The Whitney’s Collection: Selections from 1900 to 1965 is a full-floor installation that focuses on the institution’s origin in 1930 as an eclectic, lively space where of-the-moment art could make a statement to the world – the same as today.
But rather than concentrate exclusively on all of the masterworks of American art that the museum owns, this show integrates some practically forgotten works and artists that the curators feel deserve a fresh look. So, walking through this chronological show, everyone gets a taste of something completely unexpected.
See some of our favorites here on Flickr.
When the elevator doors open, the first gallery is a tribute to the passion of Gertrude Whitney, the only American artist to establish a major museum. Lachaise’s bronze beauty beckons visitors to take a closer look at paintings that Gertrude herself acquired. Photographs of the Whitney’s earliest incarnation downtown are nearby to set the context.
It wasn’t a museum collection in the traditional sense, because Gertrude acquired paintings and sculptures by artists that she wanted to support. Better-known works by Bellows, Benton, and Bluemner are on display here, but so is a beautiful, rarely shown 1926 portrait by Anne Goldthwaite, a women’s rights activist from Alabama whose work was included in the 1913 Armory Show, but is not that well known today.
Subsequent galleries group artists inspired by uniquely American landscapes – urban engineering achievements of New York (Man Ray, Stella, Stettenheimer), O’Keeffe’s evocations of nature’s spirituality, and clean, idealized visions of modern industrial campuses (Demuth, Sheeler).
Photographs dot the walls, including Herbert W. Gleason’s other-worldly 1908 images of Walden Pond and a modern 1940 image of the West Side Highway by Feininger, which anyone can see through windows in the Whitney’s Hudson-facing interior staircase.

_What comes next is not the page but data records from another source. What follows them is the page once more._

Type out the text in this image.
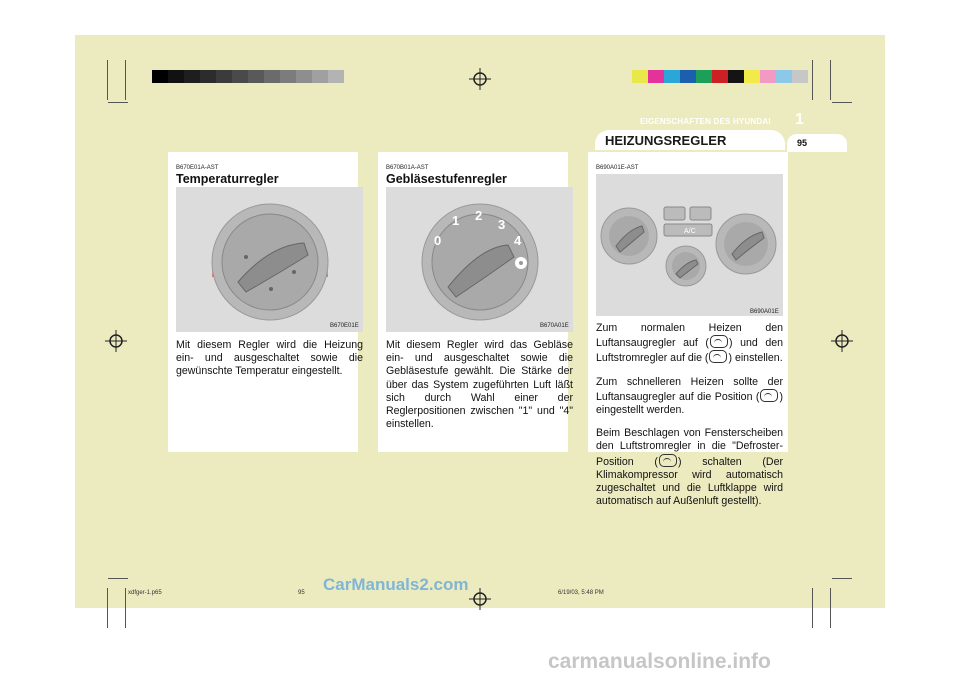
EIGENSCHAFTEN DES HYUNDAI 1
HEIZUNGSREGLER	95
B670E01A-AST
Temperaturregler
B670E01E
Mit diesem Regler wird die Heizung ein- und ausgeschaltet sowie die gewünschte Temperatur eingestellt.
B670B01A-AST
Gebläsestufenregler
0
1 2
3
4
B670A01E
Mit diesem Regler wird das Gebläse ein- und ausgeschaltet sowie die Gebläsestufe gewählt. Die Stärke der über das System zugeführten Luft läßt sich durch Wahl einer der Reglerpositionen zwischen "1" und "4" einstellen.
B690A01E-AST
A/C
B690A01E

Zum normalen Heizen den Luftansaugregler auf ( ) und den Luftstromregler auf die ( ) einstellen.

Zum schnelleren Heizen sollte der Luftansaugregler auf die Position ( ) eingestellt werden.

Beim Beschlagen von Fensterscheiben den Luftstromregler in die "Defroster-Position ( ) schalten (Der Klimakompressor wird automatisch zugeschaltet und die Luftklappe wird automatisch auf Außenluft gestellt).

xdfger-1.p65	95	6/19/03, 5:48 PM
CarManuals2.com
carmanualsonline.info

A dark side gallery features one of the Whitney’s greatest treasures – Calder’s Circus, which has been newly conserved and restored. The ringmaster, bareback rider, and trapeze artists – all based upon actual performers from the Twenties – occupy the spotlight, surrounded by Calder’s performance props, Victrola, and whistles.
Here’s a recent video containing excerpts of how Circus was brought to life by the master himself and how it’s been conserved for posterity by a team at the Whitney:
An additional highlight in another gallery is the “show within a show” of Edward Hopper works and drawings – his early work from Paris, the solitary American townscapes, and a sketchbook in which he documented every painting he made. Everyone spends time here.
A melancholy dark gallery is hung with paintings by American émigré artists whose work evokes surrealist experimentation, the war, urban isolation, and growing societal dissonance. A counterpoint (and surprise) is a 1939 animated film by experimental film pioneer Mary Ellen Bute, a symphonic short shown to the crowds at Radio City Music Hall before movie features.
The gallery devoted to Fifties abstraction showcases the usual suspects (Pollack, de Kooning, Kline), but intersperses new acquisitions and lesser-known players, such as a 1959 abstract canvas by Ed Clark, an African-American artist who trained in Paris courtesy of the GI Bill, which holds its own against the other AE powerhouses in the room.
Big David Smith and Barnett Newman sculptures reign on the outdoor terrace, right next to the joyful Pop Art gallery, dominated by a massive, four-panel 1964 Wesselmann and an engaging multi-person self-portrait (with dog) by Marisol in the corner.
The walk-through is a reminder of the riches that anchored the first 30 years of the Whitney and the efforts that the museum is taking to find powerful artwork from the archive that enhances the traditional narrative of 20th century American art history.
Go soon before the team changes it out for the next collection installation, and take the audio tour on the Whitney website.